Currently I am writing my PhD thesis and I am forming the chapters in the form of principles. The title is most likely going to be the first chapter. And it is going to be the chapter with the least amount of numbers, where I will be sharing my ideas regarding "how to get the perfect data".
Unfortunately there is no formula or silver-bullet answer to perfect data. This is mainly due to the fact that reaching the right data is an interplay of various different factors such as:
- domain knowledge,
- the people generating, using and collecting the data,
- the particular characteristics of the data
Hence, I believe that the principles (of the first chapter) to focus are along these lines:
Principle #1, Know your domain: Each domain or product has a
way of reflecting on the data. Often times, what seems to be a recurring
anomaly has a reasonable explanation. However, this knowledge is usually hidden
to an outsider data analyst. For example, if you are analyzing the commit
information of a particular company, it is best to spend some time understanding
the generation and progression of their code in their particular branching
structure.
Principle #2, Let the Experts Talk: The very initial results
have a higher chance of being blown by the domain experts, this is only
natural. Because, the very initial results are based on the data with the most limited
domain knowledge of the analyst and with limited expert input. The success of the very initial
results are better to be measured by the amount of discussion they stimulate
among the experts or attendees of that meeting. If it creates a discussion and
you are bombarded with questions and suggestions regarding how to improve your
analysis, then the analysis is on a good track and this is the time to listen
to experts regarding what false assumptions were made during data collection, what
other considerations should be included and so on. Furthermore, it may be a
good time to know the right people to ask domain specific questions.

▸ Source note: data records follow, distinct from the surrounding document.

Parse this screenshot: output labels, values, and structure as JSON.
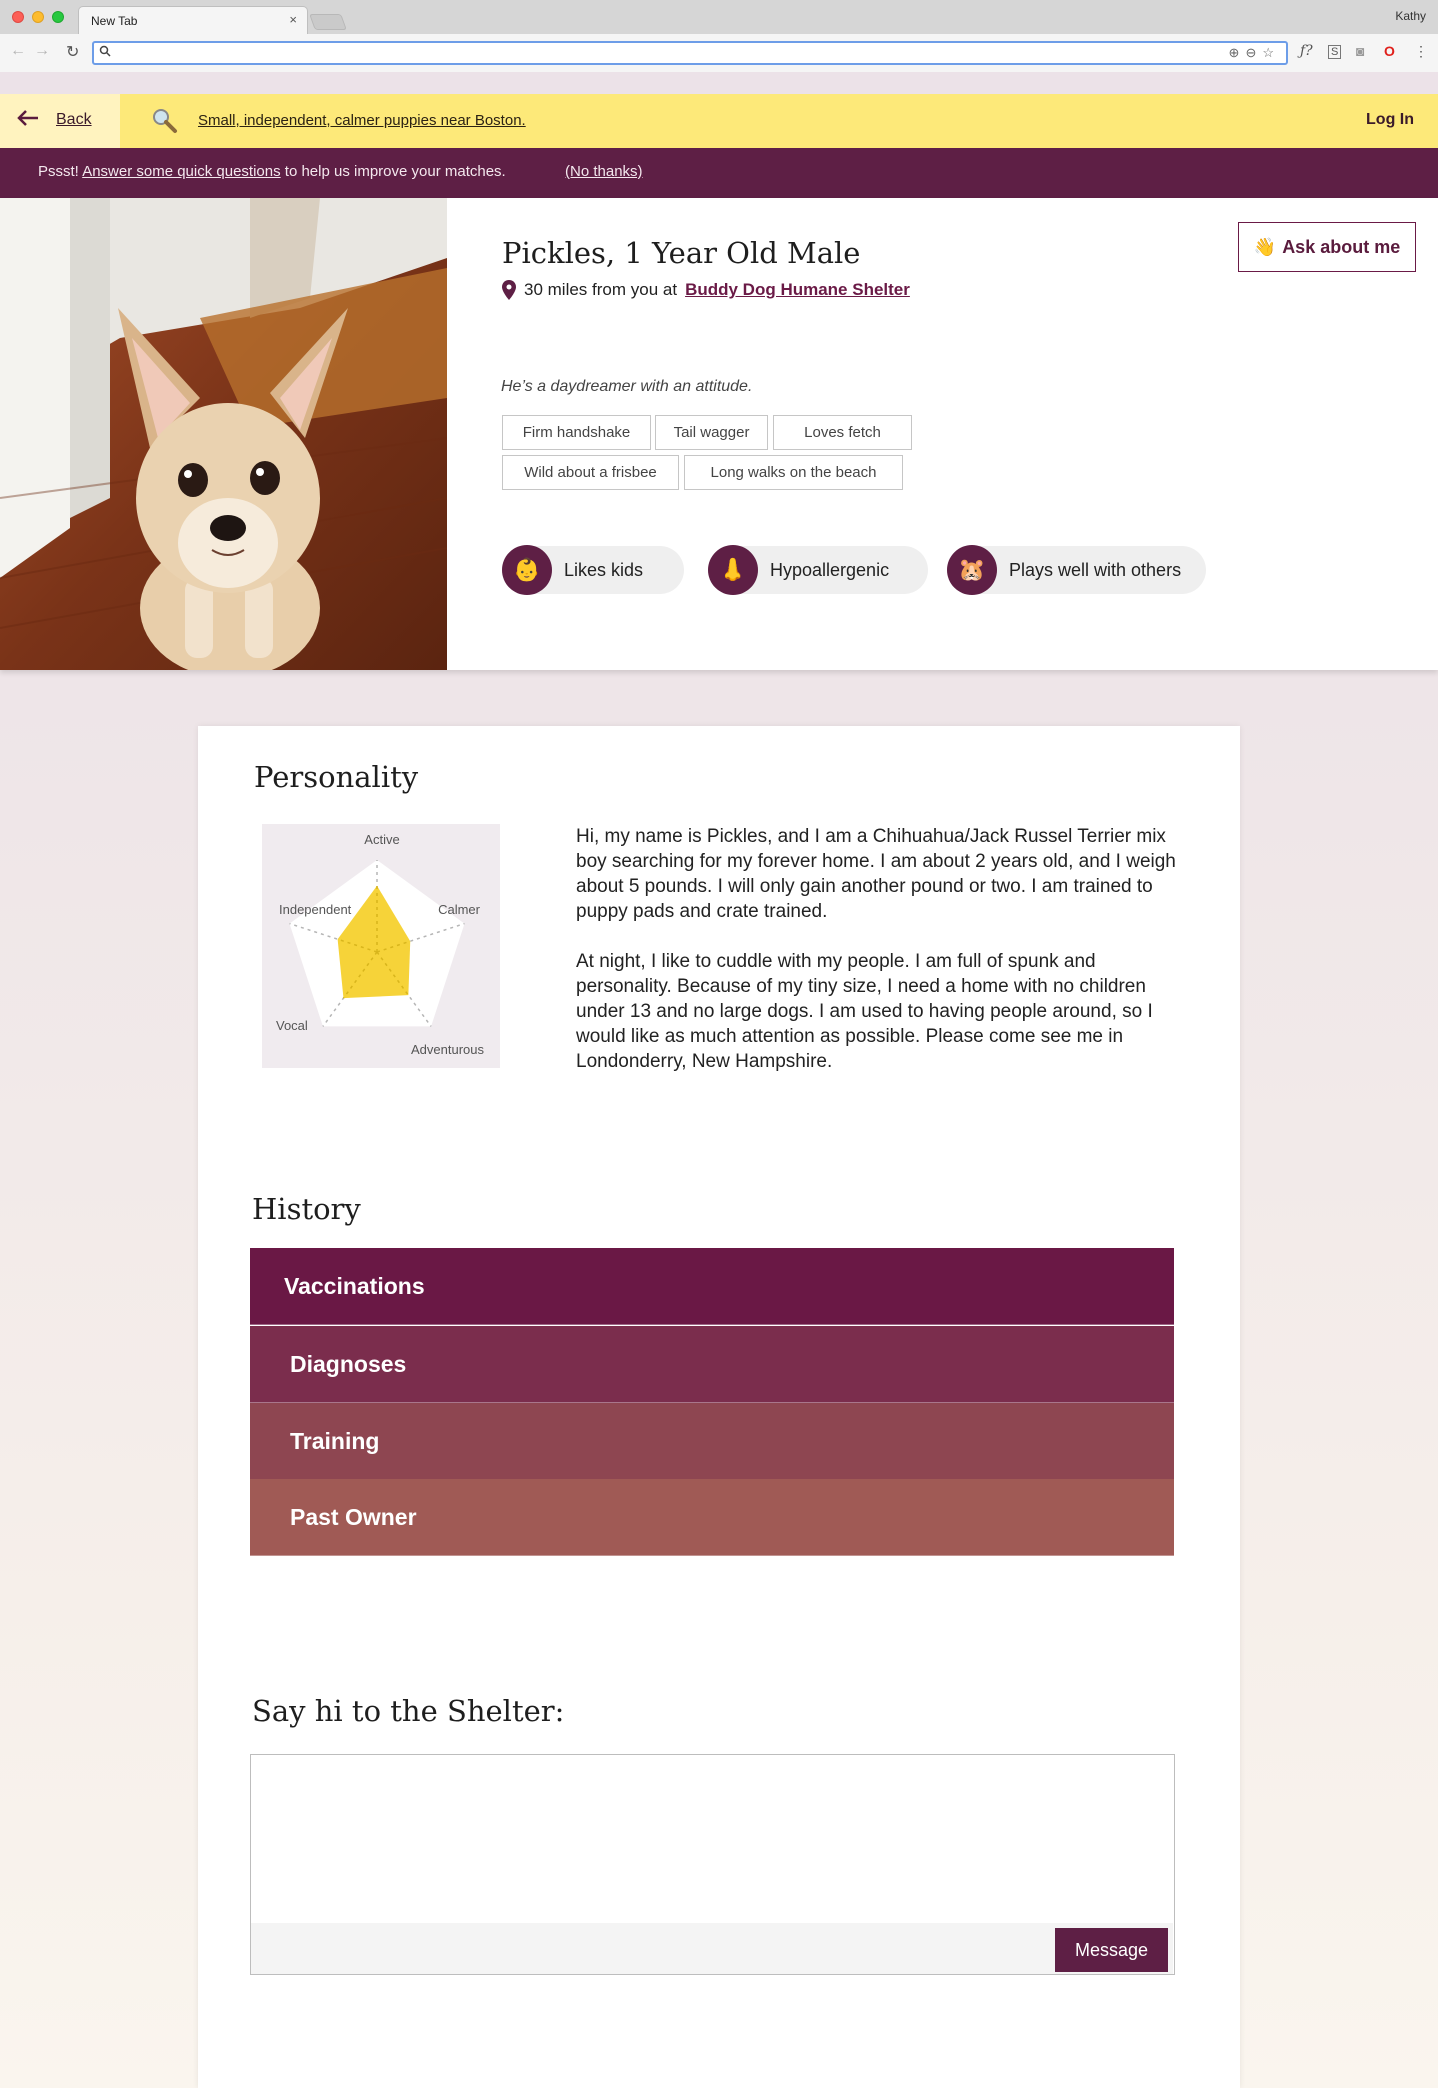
{
  "browser": {
    "tab_title": "New Tab",
    "tab_close": "×",
    "profile_name": "Kathy",
    "url": ""
  },
  "header": {
    "back_label": "Back",
    "search_query": "Small, independent, calmer puppies near Boston.",
    "login_label": "Log In"
  },
  "promo": {
    "prefix": "Pssst! ",
    "link": "Answer some quick questions",
    "suffix": " to help us improve your matches.",
    "dismiss": "(No thanks)"
  },
  "dog": {
    "name": "Pickles, 1 Year Old Male",
    "distance": "30 miles from you at",
    "shelter": "Buddy Dog Humane Shelter",
    "ask_label": "Ask about me",
    "tagline": "He’s a daydreamer with an attitude.",
    "traits": [
      "Firm handshake",
      "Tail wagger",
      "Loves fetch",
      "Wild about a frisbee",
      "Long walks on the beach"
    ],
    "badges": [
      {
        "label": "Likes kids",
        "icon": "baby-face-icon"
      },
      {
        "label": "Hypoallergenic",
        "icon": "nose-icon"
      },
      {
        "label": "Plays well with others",
        "icon": "hamster-icon"
      }
    ]
  },
  "personality": {
    "title": "Personality",
    "chart_data": {
      "type": "radar",
      "axes": [
        "Active",
        "Calmer",
        "Adventurous",
        "Vocal",
        "Independent"
      ],
      "values": [
        0.72,
        0.38,
        0.58,
        0.62,
        0.45
      ],
      "range": [
        0,
        1
      ],
      "fill_color": "#f6d12e"
    },
    "bio": [
      "Hi, my name is Pickles, and I am a Chihuahua/Jack Russel Terrier mix boy searching for my forever home. I am about 2 years old, and I weigh about 5 pounds. I will only gain another pound or two. I am trained to puppy pads and crate trained.",
      "At night, I like to cuddle with my people. I am full of spunk and personality. Because of my tiny size, I need a home with no children under 13 and no large dogs. I am used to having people around, so I would like as much attention as possible. Please come see me in Londonderry, New Hampshire."
    ]
  },
  "history": {
    "title": "History",
    "items": [
      {
        "label": "Vaccinations",
        "color": "#6a1845"
      },
      {
        "label": "Diagnoses",
        "color": "#7b2d4d"
      },
      {
        "label": "Training",
        "color": "#8e4651"
      },
      {
        "label": "Past Owner",
        "color": "#a05a55"
      }
    ]
  },
  "contact": {
    "title": "Say hi to the Shelter:",
    "placeholder": "",
    "button_label": "Message"
  },
  "colors": {
    "brand": "#5e1f45",
    "header_yellow": "#fde979",
    "radar_yellow": "#f6d12e"
  }
}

Principle #3, Suspect your data: Anything too good or too
surprising to be true has a high chance of being not true indeed. Once an analyst accumulates enough domain knowledge and enough feedback from the domain
experts, it is time for the more mechanical part of the data analysis phase. In
this phase, one can inspect the data manually by looking at e.g. the min-max values
of each feature or by plotting the values of each individual feature value
through different methods, e.g. a box-plot. This sometimes works like a charm to identify any
errors in the data collection. It also can hint which instances are likely to
be outliers.
Principle #4, Data collection is spiral: Note the principles
associated with data collection are not necessarily sequential. In other words,
they are intermingled, which requires one to get more domain feedback or expert
input in the case of data anomalies, then updating the collected data as well
as the analysis, then getting expert feedback again and so on.